Guardando al passato i due vedono una serie di segni che hanno indicato loro la strada da percorrere: dall’inizio turbolento lontano dalla fede, all’incontro fortuito con un sacerdote, all’approdo al cammino di fede neocatecumenale nella parrocchia di Cristo Re, alla decisione di adottare due bambini in Messico fermata dalla scoperta di lei di essere incinta dopo dieci anni di matrimonio, alla disponibilità data alla missione nel 2005 e concretizzatasi solo ora, dopo che i due si erano presi cura del padre malato di Laura, poi purtroppo deceduto.

“Ci siamo conosciuti a scuola – raccontano – a ragioneria. Il nostro fidanzamento è durato sei anni e poi ci siamo sposati: eravamo giovani, 25 e 27 anni, e nessuno ci dava fiducia; avevamo avuto esperienze negative, eravamo fuori fase. Un incontro fortunato, o forse, meglio, provvidenziale, con don Alberto Massucci, ci ha aiutato molto: ci dava dei versetti del Vangelo da leggere e meditare a un certo punto ci ha detto ‘trovate la casa e sposatevi’!

In sei mesi abbiamo deciso e ci siamo sposati: il padre di Laura era contento e ci ha incoraggiati e sostenuti. Abbiamo trovato una casa in corso Dalmazia e ci siamo uniti in matrimonio a luglio, a Civitanova Alta, nella chiesa di san Paolo; rito celebrato da don Ubaldo Ripa. Dopo pochi mesi don Alberto ci ha invitato a questo cammino di fede, nella parrocchia di Cristo Re, che ci ha salvato, ci ha tenuto legati al Signore e ci ha portato all’interno della Chiesa”.

Dopo poco più di un anno i due cambiano casa e vanno ad abitare in uno dei sei appartamenti, affittati ad equo canone, lascito della famiglia dei conti Frisciotti alla Confraternita del Santissimo Sacramento, che vennero inaugurati dal vescovo di allora, monsignor Franceschetti: i Sorichetti furono una delle prime coppie ad abitarli.

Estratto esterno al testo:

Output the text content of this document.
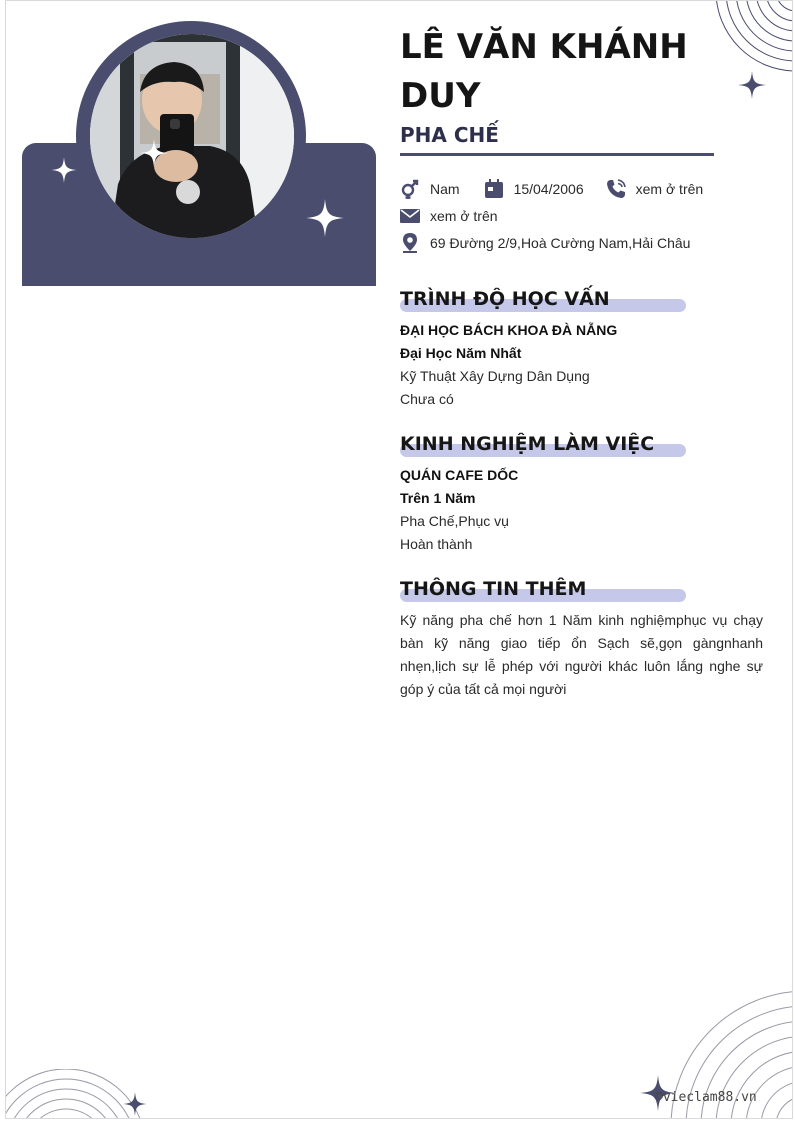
LÊ VĂN KHÁNH DUY
PHA CHẾ
Nam	15/04/2006	xem ở trên
xem ở trên
69 Đường 2/9,Hoà Cường Nam,Hải Châu
TRÌNH ĐỘ HỌC VẤN
ĐẠI HỌC BÁCH KHOA ĐÀ NẴNG
Đại Học Năm Nhất
Kỹ Thuật Xây Dựng Dân Dụng
Chưa có
KINH NGHIỆM LÀM VIỆC
QUÁN CAFE DỐC
Trên 1 Năm
Pha Chế,Phục vụ
Hoàn thành
THÔNG TIN THÊM

Kỹ năng pha chế hơn 1 Năm kinh nghiệmphục vụ chạy bàn kỹ năng giao tiếp ổn Sạch sẽ,gọn gàngnhanh nhẹn,lịch sự lễ phép với người khác luôn lắng nghe sự góp ý của tất cả mọi người

©vieclam88.vn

I due, lui artigiano edile e lei, dipendente della cooperativa sociale il Faro, continuano la loro vita e il loro cammino di fede: durante una delle “chiamate” che avvengono all’interno del cammino neocatecumenale per i giovani, per la vita consacrata e per le famiglie in missione i due, dopo un ascolto attento della Parola e con tutto il cuore, maturano la loro disponibilità. E’ il 2005 lo stesso anno in cui Cesare e Laura cominciano con l’Avsi e l’associazione papa Giovanni XXIII il cammino per l’adozione.

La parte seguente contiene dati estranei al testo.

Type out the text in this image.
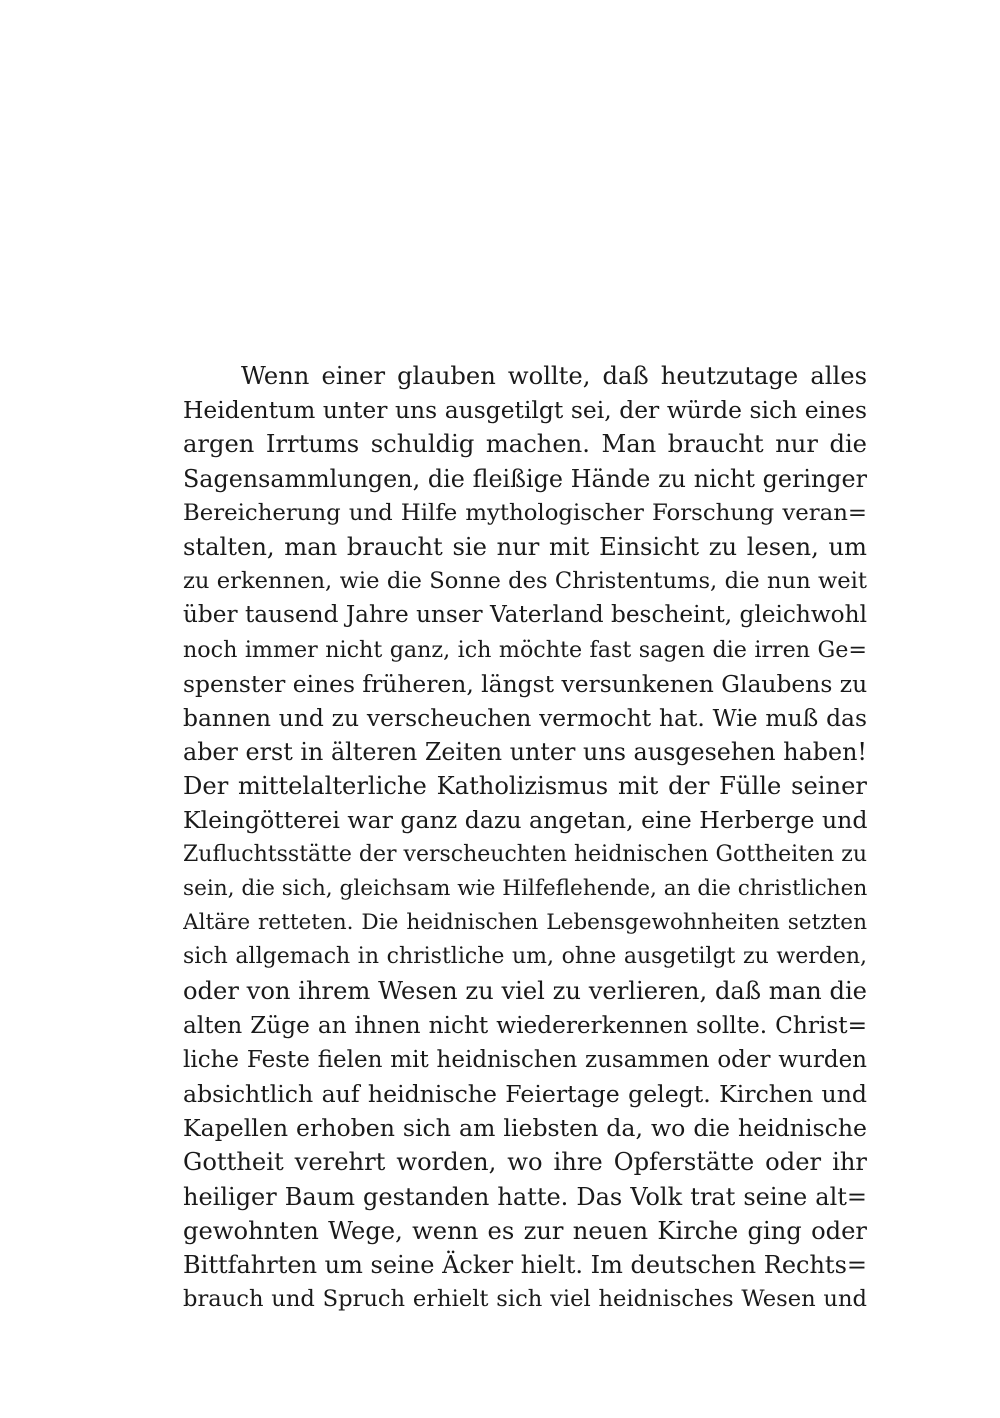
Wenn einer glauben wollte, daß heutzutage alles
Heidentum unter uns ausgetilgt sei, der würde sich eines
argen Irrtums schuldig machen. Man braucht nur die
Sagensammlungen, die fleißige Hände zu nicht geringer
Bereicherung und Hilfe mythologischer Forschung veran=
stalten, man braucht sie nur mit Einsicht zu lesen, um
zu erkennen, wie die Sonne des Christentums, die nun weit
über tausend Jahre unser Vaterland bescheint, gleichwohl
noch immer nicht ganz, ich möchte fast sagen die irren Ge=
spenster eines früheren, längst versunkenen Glaubens zu
bannen und zu verscheuchen vermocht hat. Wie muß das
aber erst in älteren Zeiten unter uns ausgesehen haben!
Der mittelalterliche Katholizismus mit der Fülle seiner
Kleingötterei war ganz dazu angetan, eine Herberge und
Zufluchtsstätte der verscheuchten heidnischen Gottheiten zu
sein, die sich, gleichsam wie Hilfeflehende, an die christlichen
Altäre retteten. Die heidnischen Lebensgewohnheiten setzten
sich allgemach in christliche um, ohne ausgetilgt zu werden,
oder von ihrem Wesen zu viel zu verlieren, daß man die
alten Züge an ihnen nicht wiedererkennen sollte. Christ=
liche Feste fielen mit heidnischen zusammen oder wurden
absichtlich auf heidnische Feiertage gelegt. Kirchen und
Kapellen erhoben sich am liebsten da, wo die heidnische
Gottheit verehrt worden, wo ihre Opferstätte oder ihr
heiliger Baum gestanden hatte. Das Volk trat seine alt=
gewohnten Wege, wenn es zur neuen Kirche ging oder
Bittfahrten um seine Äcker hielt. Im deutschen Rechts=
brauch und Spruch erhielt sich viel heidnisches Wesen und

E qui succede un altro piccolo miracolo: “ad agosto del 2008 dovevamo partire per il Messico – ricordano – per adottare due fratellini di 5 e 6 anni. Avevamo firmato per l’accettazione e avevamo fatto il primo versamento: poi, improvvisamente, Laura si è accorta di essere incinta e il Tribunale dei minori ci ha fermato nelle pratiche per l’adozione; a distanza di tre anni è nato anche Isacco. Noi in tutti questi anni abbiamo rinnovato la nostra disponibilità a partire ma quasi non ci pensavamo più. Poi lo scorso agosto è morto il papà di Laura e il successivo gennaio è arrivata la chiamata. Non sapevamo dove ci avrebbero mandato, la destinazione è stata estratta a sorte, tra varie città in cui i vescovi hanno richiesto la presenza di famiglie missionarie. Saremo in cinque famiglie, di varie nazionalità, più un sacerdote ucraino ad animare la missione a Zajecar.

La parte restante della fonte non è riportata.